More than 600,000 knee replacements were done in 2012 versus roughly 250,000 performed 15 years ago, according to a blog published by The New York Times (a related article ran in the newspaper's Sunday edition). It cited the American Academy of Orthopaedic Surgeons as saying knee replacements in people between the ages of 45 and 64 rocketed 205% higher between 2000 and 2012 while those over the age of 65 saw an increase of 95%.

In one study, researchers at Virginia Commonwealth University in Richmond conducted a surgical validity assessment using criteria developed in Europe. They found of the almost 200 subjects who had knee replacement surgery within 5 years of entering the study about one-third didn't meet the criteria needed to be considered appropriate candidates for the procedure.

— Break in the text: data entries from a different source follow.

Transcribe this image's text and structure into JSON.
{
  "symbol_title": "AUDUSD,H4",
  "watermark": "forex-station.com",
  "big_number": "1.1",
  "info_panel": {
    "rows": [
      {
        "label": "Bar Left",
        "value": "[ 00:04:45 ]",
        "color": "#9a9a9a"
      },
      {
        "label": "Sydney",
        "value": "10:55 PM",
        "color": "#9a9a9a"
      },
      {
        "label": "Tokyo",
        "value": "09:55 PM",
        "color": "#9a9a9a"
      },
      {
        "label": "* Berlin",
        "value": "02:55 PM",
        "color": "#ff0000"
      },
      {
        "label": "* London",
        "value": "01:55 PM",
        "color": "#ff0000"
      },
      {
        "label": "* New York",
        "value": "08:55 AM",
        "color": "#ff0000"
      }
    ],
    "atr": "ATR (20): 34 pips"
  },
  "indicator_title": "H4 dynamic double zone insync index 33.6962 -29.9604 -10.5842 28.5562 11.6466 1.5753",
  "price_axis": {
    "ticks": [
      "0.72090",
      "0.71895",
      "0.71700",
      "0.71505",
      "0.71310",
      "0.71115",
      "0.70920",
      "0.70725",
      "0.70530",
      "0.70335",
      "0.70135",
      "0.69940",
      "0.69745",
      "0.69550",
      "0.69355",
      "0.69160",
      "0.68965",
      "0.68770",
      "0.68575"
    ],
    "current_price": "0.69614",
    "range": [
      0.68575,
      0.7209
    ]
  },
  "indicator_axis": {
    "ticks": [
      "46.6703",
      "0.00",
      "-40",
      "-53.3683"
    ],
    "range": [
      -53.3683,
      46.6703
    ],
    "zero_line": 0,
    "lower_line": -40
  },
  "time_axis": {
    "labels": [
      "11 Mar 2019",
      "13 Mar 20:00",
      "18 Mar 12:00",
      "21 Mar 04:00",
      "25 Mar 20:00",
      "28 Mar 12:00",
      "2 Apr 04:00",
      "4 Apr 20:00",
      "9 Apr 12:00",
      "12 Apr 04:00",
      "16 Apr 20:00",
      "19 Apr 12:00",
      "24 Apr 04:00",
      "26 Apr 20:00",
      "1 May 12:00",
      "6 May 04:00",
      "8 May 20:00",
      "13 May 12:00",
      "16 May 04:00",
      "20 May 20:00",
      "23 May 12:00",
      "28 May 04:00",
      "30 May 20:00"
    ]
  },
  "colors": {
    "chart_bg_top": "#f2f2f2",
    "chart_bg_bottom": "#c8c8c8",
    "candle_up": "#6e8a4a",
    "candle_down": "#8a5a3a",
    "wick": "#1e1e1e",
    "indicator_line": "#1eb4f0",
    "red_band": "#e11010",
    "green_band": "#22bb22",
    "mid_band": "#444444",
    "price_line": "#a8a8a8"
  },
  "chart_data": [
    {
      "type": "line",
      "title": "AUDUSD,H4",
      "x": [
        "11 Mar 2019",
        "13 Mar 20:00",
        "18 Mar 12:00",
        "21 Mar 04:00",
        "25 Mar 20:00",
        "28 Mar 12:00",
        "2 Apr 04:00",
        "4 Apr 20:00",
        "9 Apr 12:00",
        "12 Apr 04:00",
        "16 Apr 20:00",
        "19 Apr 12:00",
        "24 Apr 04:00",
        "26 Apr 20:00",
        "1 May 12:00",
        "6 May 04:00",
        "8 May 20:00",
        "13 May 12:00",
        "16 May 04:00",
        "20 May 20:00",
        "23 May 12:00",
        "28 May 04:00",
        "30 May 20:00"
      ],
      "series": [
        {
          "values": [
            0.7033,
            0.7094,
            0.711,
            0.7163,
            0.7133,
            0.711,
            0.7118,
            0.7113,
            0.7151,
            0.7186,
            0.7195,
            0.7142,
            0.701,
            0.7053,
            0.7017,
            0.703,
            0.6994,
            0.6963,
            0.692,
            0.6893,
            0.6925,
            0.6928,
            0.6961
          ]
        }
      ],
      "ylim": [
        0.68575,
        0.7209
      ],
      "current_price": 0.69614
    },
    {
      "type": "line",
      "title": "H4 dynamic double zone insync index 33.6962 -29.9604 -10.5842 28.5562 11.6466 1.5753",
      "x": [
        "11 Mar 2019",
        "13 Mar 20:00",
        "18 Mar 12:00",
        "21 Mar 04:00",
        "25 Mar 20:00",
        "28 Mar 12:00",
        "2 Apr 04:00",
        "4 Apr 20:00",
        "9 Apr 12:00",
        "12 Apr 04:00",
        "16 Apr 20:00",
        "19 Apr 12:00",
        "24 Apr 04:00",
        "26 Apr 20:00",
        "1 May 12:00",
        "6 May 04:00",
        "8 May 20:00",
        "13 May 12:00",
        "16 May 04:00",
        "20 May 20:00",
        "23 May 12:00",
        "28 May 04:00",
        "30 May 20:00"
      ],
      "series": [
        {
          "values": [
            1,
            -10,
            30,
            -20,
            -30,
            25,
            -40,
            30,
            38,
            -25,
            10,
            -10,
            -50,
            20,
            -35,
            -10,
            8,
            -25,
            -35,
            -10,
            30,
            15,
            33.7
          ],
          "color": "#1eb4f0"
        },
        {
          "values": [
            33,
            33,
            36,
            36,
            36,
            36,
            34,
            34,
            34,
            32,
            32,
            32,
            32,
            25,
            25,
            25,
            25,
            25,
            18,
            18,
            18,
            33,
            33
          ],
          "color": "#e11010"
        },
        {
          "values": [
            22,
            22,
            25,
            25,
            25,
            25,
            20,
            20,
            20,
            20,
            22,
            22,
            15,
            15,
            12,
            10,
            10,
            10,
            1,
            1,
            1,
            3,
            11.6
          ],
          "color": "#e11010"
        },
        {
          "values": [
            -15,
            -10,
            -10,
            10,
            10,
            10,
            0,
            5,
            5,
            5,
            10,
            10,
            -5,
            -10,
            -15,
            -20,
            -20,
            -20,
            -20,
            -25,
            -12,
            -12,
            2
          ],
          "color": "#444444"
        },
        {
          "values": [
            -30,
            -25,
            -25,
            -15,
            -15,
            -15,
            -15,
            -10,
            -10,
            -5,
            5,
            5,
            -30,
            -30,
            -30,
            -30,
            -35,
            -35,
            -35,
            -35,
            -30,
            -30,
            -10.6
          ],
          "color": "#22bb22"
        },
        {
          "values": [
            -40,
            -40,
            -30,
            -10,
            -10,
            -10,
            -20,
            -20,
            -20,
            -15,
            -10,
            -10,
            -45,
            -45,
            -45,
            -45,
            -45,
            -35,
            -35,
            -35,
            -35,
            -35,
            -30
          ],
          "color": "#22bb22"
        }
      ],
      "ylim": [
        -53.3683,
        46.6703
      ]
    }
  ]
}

The same researchers conducted a separate study that found that subjects considered good candidates for the procedure saw a substantial benefit with their new knee. They reported less pain in the joint and better physical function in the months following recuperation, and again two years later. Their scores on a knee function measurement test improved an average of 20 points. On the other hand, those who weren't considered good candidates only saw, on average, scores about 2 points higher.

The bottom-line message from the studies: Replacement knee devices, like the real thing, wear out after time. So, if you're in your mid-40s and go in for the procedure, you might not see that much improvement, and you could be looking at another knee replacement later in life.

"Ask your doctor how advanced your arthritis really is," Daniel Riddle, who led the studies, told the Times. He also went on to say that if bone-on-bone on arthritis isn't present, which means all the cartilage in the knee that acts as a cushion is gone, look for a physical therapist to talk about an exercise routine that can strengthen the knee. He also said losing weight can help.